My back deck saves the best of me. I look at that small wooden structure--nothing architecturally inspiring to be sure--and some of the best moments of my life come back to me. Conversations deep in heart and mind, laughter that was easy and fluid, honesty that was refreshing and loving; I see it in the old 2x4s, in the wax spilled on the boards, the worn teak rocker and the heavy Adirondack chairs. I remember the night Caroline and I stayed up til dawn talking, the time I taught Francie to fly fish off it's side, the nights with Seth in deep convos and cigars, the night Carey coined a rather inappropriate name for it, more July 4ths than I can remember. I sit out there and watch the sunset in all four seasons, tracking the sun across the Blue Ridge skyline, north to south as the axis spins. Spring peepers to fireworks to geese to snowflakes and bonfires. The deck makes the passage of time less painful and more fluid; breaks it into seasons and moments, rather than this rather large and looming bouncer before me. It got me thinking about time, change, and the simplicity of it. Every little thing is simply steps I guess. I wonder when that moment is when someone goes from friend to best friend and, if it happens, best friend back to friend. Was there a specific day when I said, "X is my best friend" and the next day I said, "X was my best friend"? Does a day change is to was? If not, what does? Relationships are not switches or knobs, to be turned at the whim of the controller. They affect and are affected, they change, they bloom, they whither. They are beautiful, mournful, priceless in their time, bittersweet in memory, comforting in familiarity.
"I am waylaid by Beauty. Who will walk
Between me and the crying of the frogs?" -E.St.V.M*
The back deck answers the questions that I cannot begin to ask myself.
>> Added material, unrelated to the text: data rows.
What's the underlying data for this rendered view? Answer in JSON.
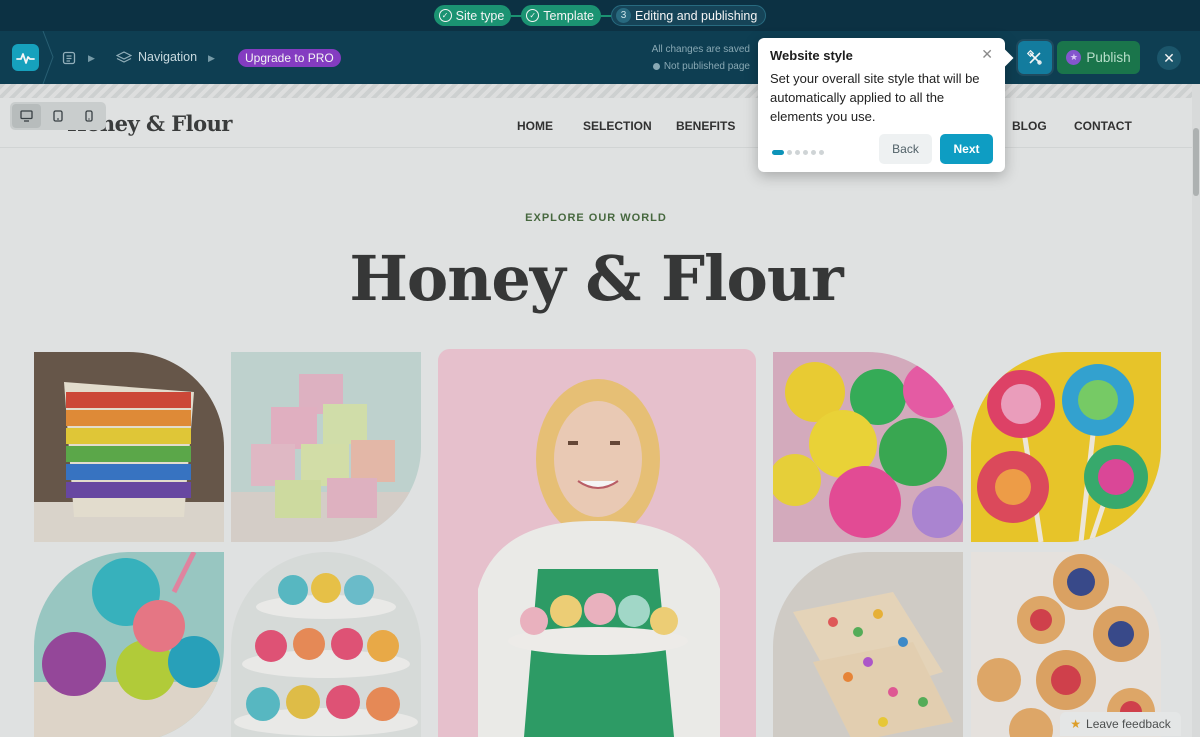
{
  "steps": [
    {
      "label": "Site type",
      "state": "done"
    },
    {
      "label": "Template",
      "state": "done"
    },
    {
      "label": "Editing and publishing",
      "state": "active",
      "number": "3"
    }
  ],
  "toolbar": {
    "breadcrumb_nav": "Navigation",
    "upgrade_label": "Upgrade to PRO",
    "status_saved": "All changes are saved",
    "status_published": "Not published page",
    "publish_label": "Publish",
    "close_icon": "close-icon",
    "style_icon": "design-tools-icon"
  },
  "devices": [
    "desktop-icon",
    "tablet-icon",
    "mobile-icon"
  ],
  "site": {
    "logo": "Honey & Flour",
    "nav": [
      "HOME",
      "SELECTION",
      "BENEFITS",
      "BLOG",
      "CONTACT"
    ],
    "eyebrow": "EXPLORE OUR WORLD",
    "hero_title": "Honey & Flour"
  },
  "popover": {
    "title": "Website style",
    "body": "Set your overall site style that will be automatically applied to all the elements you use.",
    "back_label": "Back",
    "next_label": "Next",
    "step_current": 1,
    "step_total": 6
  },
  "feedback_label": "Leave feedback",
  "colors": {
    "brand_dark": "#0f4156",
    "accent_cyan": "#0e9dc3",
    "success_green": "#1d9a77",
    "pro_purple": "#8a3fc9"
  }
}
*Portion of "Assault" by Edna St. Vincent Millay. From Second April. 1921.

Today

The AC in my house decided this was the perfect time to break, so the inside temperature at 6pm yesterday was 88 degrees.
Basically, it's too hot to write.
Ugh.
Yesterday was June 6th. These past few years it's been a tough day: June 6, 2001 Anna's father killed himself. June 6, 2002 Jeff died. June 6, 2004 I had my cancer scare. I woke up yesterday morning waiting for the sky to fall. Are there dates that are just unlucky? The April 19ths (Waco, Lexington and Concord, Oklahoma City Bombing; Columbine was the next day), September 11ths, December 7ths of the world; a date with a stigma about it? I do not like the idea of greeting a day with jitters, but I found myself doing it yesterday, seeking out some peace in the present tense.
Today I do a walk-through of Maskey's townhouse, where I hope to be moving in a month.
I am moving on.

Thursday, June 2, 2005

Four of a Kind is a Full House


The four sisters! Sunday night we had a sort of spontaneous sister campout (with three kids under the age of 4 and two dogs); this was Monday morning. Katie is 11, then from L to R: Me (24), Amanda (26), and Carolyn (32). It was the first time we'd been together since Christmas of 1999.